Bulbs planted I whizzed around the garden with the lawn mower spreading the grassy leafy mulch directly on the woodland border. I also did a little bit of cutting back, not too much as I like my garden to decay gracefully and gradually.

What did I find to bring inside?  A flowerhead and bud from Clematis ‘Marie Boisellot’. She was cut to the ground after her May-July flowering period and now she’s back up the fence and flowering again. I love the almost linen-like texture of her petals. In the smoky glass posy vase there is the last Japanese Anemone ‘Honorine Jobert’. Dare I say this plant is losing her vigour. She shares a bed with the equally ‘intent on garden domination’ Cornus ‘Midwinter Fire’. I usually cut the cornus hard back in the spring but I missed the moment so the cornus is top dog(wood) this year. Also in this vase is a white cyclamen (I have a lot of ants in my garden and consequently I have cyclamen popping up everywhere), a few daisies from Erigeron which had its annual hair cut today in a probably futile attempt to stop it self-seeding everywhere and a stem of sweet-scented lemon verbena. I thought about cutting a stem of white-flowered nerine, but as I see them from the kitchen window and I only have three flowers they have all kept their heads.

There is also a bowl of Lord Lambourne apples which have been so good this year. I picked the apples from Chivers Delight a fortnight ago as we were going away and I was concerned that an October gale might strip the tree for me and they too are delicious. We made a flying visit to Canterbury on Saturday so I took my daughter a basket of apples. We had a very good lunch in The Goods Shed in Canterbury which uses local and seasonal produce to mouth-watering effect and afterwards visited Grayson Perry’s ‘The Vanity of Small Differences’,  currently on tour in The Beaney.

Our holiday was spent on the Cotehele estate as I was  interested in seeing the orchards in fruit, especially the mother orchard which was planted in 2007 to help preserve the old Cornish apple varieties. We had marvellous weather and walked for miles in golden sunshine every day. One day we had a birthday lunch at Endsleigh and explored the Repton landscape garden (the acers were on fire) which surrounds the early 19th fishing lodge built for the Duke and Duchess of Bedford high above the river Tamar. The day was crowned by the most spectacular sunset viewed from the top of Kit Hill.

Heading home we crossed Dartmoor and walked up a tor or two. The sky was blue as blue can be but it was ear-numbingly cold as we climbed high. We also made a pilgrimage to Sanders at Lettaford and when I pinged a photo of this unspoilt Devon longhouse to our children our son replied “Heatwave”and we remembered the May half term when he swam in the freezing river. Our final night was spent at the newest Pig hotel near Honiton. We have had several nights staying at this small chain of hotels and always had a great experience. The food isn’t fancy or trying to be faultless as all the vegetables and fruit are grown in the garden, they keep chickens and pigs for a home-grown breakfast and everything else comes from within a 25-mile radius. They describe themselves as a ‘kitchen garden with rooms’ and that is exactly right.  It was very lovely mid-evening having a star-lit walk around the garden before coming back to cheese and pudding in front of the log fire.

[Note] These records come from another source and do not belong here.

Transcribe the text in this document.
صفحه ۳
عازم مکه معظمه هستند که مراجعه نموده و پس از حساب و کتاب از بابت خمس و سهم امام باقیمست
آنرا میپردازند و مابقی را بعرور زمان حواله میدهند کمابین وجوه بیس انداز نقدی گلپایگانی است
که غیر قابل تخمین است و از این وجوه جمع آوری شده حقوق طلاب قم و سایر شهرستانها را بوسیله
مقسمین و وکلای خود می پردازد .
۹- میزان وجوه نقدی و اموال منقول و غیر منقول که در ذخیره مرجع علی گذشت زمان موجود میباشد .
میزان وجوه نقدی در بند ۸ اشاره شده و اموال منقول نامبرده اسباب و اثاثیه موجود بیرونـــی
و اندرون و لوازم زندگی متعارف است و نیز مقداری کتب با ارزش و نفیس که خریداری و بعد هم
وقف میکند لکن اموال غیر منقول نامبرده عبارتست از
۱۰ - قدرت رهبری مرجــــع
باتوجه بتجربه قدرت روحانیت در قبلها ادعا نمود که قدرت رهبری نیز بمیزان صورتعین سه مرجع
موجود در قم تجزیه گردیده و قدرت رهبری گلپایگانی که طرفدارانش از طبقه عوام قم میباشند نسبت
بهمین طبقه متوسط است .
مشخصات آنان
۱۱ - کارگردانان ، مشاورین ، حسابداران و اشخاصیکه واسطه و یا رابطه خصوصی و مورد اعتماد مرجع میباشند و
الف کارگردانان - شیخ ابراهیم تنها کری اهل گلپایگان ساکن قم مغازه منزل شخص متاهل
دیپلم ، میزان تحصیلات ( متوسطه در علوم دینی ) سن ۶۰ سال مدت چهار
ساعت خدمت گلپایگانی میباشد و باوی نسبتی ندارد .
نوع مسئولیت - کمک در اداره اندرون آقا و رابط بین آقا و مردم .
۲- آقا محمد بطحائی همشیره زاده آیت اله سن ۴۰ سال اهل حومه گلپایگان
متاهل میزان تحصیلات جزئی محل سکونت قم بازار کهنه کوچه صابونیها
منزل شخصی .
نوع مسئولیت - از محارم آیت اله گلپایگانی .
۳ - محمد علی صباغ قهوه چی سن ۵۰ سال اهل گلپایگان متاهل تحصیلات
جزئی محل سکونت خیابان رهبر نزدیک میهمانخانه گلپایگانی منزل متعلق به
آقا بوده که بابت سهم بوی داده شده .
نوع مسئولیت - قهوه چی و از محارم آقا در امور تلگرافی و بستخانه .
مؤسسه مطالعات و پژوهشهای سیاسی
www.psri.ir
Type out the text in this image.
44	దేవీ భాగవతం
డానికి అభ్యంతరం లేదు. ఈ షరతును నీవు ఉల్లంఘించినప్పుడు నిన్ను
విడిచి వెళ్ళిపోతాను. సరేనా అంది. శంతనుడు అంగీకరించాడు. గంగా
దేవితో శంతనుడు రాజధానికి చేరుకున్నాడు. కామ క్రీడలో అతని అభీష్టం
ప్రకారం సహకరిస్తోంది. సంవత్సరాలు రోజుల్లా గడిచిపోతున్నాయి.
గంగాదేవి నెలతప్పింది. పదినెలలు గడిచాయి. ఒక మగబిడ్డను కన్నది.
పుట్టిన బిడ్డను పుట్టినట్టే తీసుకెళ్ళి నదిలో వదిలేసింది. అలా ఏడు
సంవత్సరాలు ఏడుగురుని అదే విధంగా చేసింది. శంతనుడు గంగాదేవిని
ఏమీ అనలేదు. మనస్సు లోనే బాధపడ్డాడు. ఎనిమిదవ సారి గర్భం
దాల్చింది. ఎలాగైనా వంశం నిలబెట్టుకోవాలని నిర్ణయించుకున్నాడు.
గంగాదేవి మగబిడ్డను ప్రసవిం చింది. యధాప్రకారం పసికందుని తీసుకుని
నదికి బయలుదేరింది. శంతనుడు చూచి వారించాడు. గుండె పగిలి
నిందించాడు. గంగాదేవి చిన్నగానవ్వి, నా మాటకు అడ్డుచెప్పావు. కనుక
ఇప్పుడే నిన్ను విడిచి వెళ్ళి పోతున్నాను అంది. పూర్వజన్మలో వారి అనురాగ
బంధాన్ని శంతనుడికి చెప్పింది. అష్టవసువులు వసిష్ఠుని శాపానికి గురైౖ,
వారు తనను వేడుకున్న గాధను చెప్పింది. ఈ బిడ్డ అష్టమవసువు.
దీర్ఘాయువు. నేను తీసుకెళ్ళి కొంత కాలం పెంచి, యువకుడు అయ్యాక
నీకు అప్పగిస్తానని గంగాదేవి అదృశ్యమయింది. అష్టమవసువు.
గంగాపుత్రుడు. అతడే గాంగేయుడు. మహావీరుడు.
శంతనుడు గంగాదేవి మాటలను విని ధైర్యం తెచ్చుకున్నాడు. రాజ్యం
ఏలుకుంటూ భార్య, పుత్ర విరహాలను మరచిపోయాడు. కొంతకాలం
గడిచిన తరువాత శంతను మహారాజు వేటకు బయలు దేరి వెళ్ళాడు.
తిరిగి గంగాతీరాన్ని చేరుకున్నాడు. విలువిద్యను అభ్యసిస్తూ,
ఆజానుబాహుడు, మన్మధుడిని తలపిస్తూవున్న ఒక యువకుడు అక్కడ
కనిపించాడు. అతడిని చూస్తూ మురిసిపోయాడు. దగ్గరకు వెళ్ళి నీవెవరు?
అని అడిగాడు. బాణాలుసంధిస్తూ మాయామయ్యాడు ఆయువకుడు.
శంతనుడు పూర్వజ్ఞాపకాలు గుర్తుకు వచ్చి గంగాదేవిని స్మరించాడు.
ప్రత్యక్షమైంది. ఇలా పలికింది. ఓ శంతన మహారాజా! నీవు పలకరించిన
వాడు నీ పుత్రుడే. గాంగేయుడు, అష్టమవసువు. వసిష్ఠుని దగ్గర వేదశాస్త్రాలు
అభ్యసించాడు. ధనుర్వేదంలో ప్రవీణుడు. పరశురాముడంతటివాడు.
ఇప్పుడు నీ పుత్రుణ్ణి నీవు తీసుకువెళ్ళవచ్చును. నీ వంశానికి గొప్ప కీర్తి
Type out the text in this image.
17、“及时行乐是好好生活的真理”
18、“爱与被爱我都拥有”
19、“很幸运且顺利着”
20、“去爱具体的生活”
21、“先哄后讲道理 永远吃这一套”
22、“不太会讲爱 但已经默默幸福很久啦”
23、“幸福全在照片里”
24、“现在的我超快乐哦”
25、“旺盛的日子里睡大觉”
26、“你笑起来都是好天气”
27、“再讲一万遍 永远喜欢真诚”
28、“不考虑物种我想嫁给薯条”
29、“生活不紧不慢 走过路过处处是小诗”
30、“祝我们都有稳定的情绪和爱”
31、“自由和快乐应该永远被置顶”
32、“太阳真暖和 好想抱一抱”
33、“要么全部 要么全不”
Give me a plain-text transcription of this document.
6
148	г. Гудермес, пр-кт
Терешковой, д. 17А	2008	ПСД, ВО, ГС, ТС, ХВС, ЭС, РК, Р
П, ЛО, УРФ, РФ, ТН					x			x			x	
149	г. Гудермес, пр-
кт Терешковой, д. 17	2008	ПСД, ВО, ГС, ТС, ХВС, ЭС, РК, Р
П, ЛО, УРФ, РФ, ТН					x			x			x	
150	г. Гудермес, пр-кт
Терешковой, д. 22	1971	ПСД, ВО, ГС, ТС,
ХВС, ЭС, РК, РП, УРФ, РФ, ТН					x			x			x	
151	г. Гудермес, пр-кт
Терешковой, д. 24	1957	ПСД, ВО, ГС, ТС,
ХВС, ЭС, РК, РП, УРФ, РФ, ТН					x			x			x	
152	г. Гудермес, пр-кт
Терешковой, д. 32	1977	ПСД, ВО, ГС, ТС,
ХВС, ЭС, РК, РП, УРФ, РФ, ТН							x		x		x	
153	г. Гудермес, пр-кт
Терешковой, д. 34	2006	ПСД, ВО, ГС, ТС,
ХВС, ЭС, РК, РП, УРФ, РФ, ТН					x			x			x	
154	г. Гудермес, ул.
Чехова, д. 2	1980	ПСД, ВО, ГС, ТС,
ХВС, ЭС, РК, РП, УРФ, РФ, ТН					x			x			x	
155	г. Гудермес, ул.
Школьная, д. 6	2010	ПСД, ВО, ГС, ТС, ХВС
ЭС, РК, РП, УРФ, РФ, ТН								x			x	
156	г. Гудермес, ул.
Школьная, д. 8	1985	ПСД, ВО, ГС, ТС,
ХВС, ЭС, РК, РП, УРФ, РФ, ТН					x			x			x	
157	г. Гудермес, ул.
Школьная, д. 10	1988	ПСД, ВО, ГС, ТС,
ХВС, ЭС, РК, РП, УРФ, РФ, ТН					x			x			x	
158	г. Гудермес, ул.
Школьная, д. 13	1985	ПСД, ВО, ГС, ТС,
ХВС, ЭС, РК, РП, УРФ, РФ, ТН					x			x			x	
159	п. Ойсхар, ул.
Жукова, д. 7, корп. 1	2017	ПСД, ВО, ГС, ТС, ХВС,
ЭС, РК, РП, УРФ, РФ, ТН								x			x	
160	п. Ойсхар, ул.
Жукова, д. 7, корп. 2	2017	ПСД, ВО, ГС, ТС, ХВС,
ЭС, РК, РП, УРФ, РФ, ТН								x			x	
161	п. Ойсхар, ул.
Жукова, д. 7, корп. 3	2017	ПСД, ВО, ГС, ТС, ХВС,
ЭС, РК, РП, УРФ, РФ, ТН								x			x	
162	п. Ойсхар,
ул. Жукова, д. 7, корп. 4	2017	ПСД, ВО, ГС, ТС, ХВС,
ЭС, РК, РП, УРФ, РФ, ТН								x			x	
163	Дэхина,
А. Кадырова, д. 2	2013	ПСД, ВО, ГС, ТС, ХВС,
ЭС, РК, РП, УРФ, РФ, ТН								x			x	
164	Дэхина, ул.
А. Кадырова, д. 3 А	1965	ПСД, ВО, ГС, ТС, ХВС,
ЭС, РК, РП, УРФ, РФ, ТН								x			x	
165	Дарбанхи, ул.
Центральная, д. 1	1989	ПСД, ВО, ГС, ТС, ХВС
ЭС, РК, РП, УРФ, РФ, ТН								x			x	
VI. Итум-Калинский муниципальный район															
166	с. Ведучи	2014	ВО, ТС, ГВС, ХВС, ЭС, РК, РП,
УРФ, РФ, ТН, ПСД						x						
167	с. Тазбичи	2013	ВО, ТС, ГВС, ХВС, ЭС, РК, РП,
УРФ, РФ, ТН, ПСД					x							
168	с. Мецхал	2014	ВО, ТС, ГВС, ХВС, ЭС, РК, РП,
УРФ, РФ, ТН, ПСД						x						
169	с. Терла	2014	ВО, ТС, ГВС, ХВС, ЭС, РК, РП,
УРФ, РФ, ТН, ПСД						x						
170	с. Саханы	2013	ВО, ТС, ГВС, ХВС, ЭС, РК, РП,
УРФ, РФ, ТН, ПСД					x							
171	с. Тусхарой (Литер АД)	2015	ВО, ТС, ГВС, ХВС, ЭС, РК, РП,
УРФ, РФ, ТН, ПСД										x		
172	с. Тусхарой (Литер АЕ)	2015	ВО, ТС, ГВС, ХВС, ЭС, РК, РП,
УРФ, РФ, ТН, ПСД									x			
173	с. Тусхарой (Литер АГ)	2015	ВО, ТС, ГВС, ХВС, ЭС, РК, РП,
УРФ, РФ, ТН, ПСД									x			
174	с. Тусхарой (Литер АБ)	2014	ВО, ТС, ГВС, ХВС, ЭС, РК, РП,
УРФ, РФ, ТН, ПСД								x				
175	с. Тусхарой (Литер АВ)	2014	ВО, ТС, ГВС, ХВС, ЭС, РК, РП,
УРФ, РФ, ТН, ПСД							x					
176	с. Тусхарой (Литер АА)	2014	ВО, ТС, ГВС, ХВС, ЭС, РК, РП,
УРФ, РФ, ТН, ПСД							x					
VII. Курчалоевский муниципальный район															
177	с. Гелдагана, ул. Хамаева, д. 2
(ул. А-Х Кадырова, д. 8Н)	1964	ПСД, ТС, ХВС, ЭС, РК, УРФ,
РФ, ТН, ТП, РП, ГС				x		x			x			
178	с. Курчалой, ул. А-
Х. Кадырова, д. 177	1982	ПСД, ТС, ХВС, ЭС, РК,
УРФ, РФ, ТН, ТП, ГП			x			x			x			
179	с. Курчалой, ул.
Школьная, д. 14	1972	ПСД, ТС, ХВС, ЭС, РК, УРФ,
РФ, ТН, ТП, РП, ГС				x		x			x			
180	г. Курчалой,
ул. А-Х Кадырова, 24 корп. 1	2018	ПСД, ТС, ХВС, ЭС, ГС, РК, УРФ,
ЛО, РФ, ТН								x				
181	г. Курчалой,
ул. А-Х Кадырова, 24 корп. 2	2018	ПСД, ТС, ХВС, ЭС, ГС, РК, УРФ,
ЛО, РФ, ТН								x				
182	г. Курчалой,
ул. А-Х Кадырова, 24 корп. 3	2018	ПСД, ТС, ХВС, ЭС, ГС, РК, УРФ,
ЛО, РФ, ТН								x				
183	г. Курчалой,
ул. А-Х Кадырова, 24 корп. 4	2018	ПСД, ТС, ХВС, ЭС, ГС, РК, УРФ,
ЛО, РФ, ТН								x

We were lucky to have an open fire (and no wifi – hooray) in our Cotehele holiday cottage so I took a small crochet project for the evenings and enjoyed making up my own design for a cushion cover to sit on the Nordic-style (well it has a star pattern punched in the seat hence the need for a cushion!) white-painted chair in my daughter’s bedroom.

I just made it to the brilliant  Georgia O’Keeffe exhibition at Tate Modern and as a birthday present to myself I decided to join the Tate as a member. On the same day I caught the boat to Millbank to look at the artwork of the Turner Prize finalists at Tate Britain. In contrast to Tate Modern which at times is unbearably busy I usually  find Tate Britain a quiet haven of contemplation. I especially like the walk through British art from 1500 to the present and have my clear favourites. Outside Tate Britain I hopped on a bus to Westminster, walked across Westminster bridge to Waterloo and then home.  I am planning a year of culture … but before that I have to see what vase of delights Cathy has posted today.